Haute de douze mètres, l’installation gonflable de l’artiste Anna Kamyshan rend hommage aux synagogues disparues d’Europe de l’Est et à des siècles d’errance juive.
Mais pour l’artiste, le fait que cette synagogue ne repose sur aucun sol est tout aussi important que sa visibilité. « Je voulais qu’elle ne soit pas enracinée, parce que, comme Juifs, nous avons toujours été en mouvement, partout et nulle part à la fois », explique-t-elle.
L’histoire de l’œuvre rejoint également celle de sa créatrice. Anna Kamyshan a découvert à l’âge de onze ans ses origines juives, longtemps cachées par son grand-père, survivant du massacre de Drobitsky Yar, près de Kharkiv. Celui-ci avait changé son nom afin de dissimuler son identité et n’avait jamais parlé de son passé avant qu’un voyage de son fils en Israël ne libère sa parole.
La sculpture rappelle ainsi les communautés juives détruites pendant la Shoah, mais aussi la difficulté, pendant des siècles, de trouver un lieu où s’établir durablement.

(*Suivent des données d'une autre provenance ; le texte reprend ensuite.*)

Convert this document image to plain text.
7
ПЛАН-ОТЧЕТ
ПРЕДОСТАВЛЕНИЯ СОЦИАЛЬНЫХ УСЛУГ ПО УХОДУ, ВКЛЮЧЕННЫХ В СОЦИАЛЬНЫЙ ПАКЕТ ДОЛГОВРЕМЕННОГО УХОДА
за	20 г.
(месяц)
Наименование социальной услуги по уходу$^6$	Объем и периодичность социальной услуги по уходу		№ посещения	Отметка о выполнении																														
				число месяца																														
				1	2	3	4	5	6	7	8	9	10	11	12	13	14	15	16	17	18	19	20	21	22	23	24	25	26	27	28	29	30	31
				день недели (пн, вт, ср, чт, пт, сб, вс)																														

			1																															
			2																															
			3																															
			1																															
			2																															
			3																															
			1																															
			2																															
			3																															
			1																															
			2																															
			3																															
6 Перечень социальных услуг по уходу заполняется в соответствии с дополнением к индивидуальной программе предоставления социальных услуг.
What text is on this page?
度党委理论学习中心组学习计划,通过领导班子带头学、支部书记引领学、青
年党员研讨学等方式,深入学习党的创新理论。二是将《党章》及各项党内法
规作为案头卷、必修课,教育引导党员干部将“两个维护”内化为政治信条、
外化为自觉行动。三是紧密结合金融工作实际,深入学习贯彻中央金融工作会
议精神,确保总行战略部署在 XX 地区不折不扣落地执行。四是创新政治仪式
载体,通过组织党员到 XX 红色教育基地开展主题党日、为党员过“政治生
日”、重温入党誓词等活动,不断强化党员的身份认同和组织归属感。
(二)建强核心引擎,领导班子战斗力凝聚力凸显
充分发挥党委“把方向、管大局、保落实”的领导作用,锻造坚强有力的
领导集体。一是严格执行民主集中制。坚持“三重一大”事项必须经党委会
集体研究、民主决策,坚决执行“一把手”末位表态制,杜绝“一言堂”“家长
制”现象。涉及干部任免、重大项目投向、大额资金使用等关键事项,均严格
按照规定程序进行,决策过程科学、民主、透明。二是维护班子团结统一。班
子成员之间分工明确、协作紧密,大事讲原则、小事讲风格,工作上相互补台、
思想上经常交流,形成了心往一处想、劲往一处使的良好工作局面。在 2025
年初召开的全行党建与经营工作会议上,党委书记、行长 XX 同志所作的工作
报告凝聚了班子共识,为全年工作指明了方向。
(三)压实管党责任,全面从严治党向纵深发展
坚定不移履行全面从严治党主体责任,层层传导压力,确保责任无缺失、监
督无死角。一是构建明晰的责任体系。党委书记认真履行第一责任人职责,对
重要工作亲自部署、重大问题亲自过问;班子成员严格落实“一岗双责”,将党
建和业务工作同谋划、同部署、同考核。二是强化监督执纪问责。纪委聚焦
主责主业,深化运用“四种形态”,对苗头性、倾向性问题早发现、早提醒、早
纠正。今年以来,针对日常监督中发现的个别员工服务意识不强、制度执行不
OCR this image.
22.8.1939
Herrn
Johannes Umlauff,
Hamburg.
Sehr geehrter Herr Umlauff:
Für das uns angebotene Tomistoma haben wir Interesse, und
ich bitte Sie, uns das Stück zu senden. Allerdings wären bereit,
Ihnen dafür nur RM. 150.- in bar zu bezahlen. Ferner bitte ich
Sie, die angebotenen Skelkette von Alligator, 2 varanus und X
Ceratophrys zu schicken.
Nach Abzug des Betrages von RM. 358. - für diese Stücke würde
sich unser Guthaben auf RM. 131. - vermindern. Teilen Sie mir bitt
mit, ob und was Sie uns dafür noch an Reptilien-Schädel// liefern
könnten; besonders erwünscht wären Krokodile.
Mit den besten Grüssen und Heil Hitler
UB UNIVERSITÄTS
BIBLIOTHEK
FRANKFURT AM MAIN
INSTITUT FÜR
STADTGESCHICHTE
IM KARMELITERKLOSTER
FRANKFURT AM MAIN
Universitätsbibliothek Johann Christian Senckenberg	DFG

Son nom, dérivé d’un mot yiddish évoquant un appel à l’action, prolonge un précédent projet vidéo dans lequel une synagogue volante traversait Londres, New York, Varsovie, Berlin, Jérusalem ou encore Odessa.
Prévue jusqu’à la mi-septembre, l’installation doit être surveillée jour et nuit afin d’éviter les dégradations et de maintenir l’imposante structure dans les airs. Plusieurs institutions juives étrangères ont déjà manifesté leur intérêt pour accueillir ensuite l’œuvre.
Une synagogue sans fondations, mais visible de tous : au-dessus des eaux de Venise, « Nabatele » transforme l’histoire de l’exil en un symbole spectaculaire de présence juive.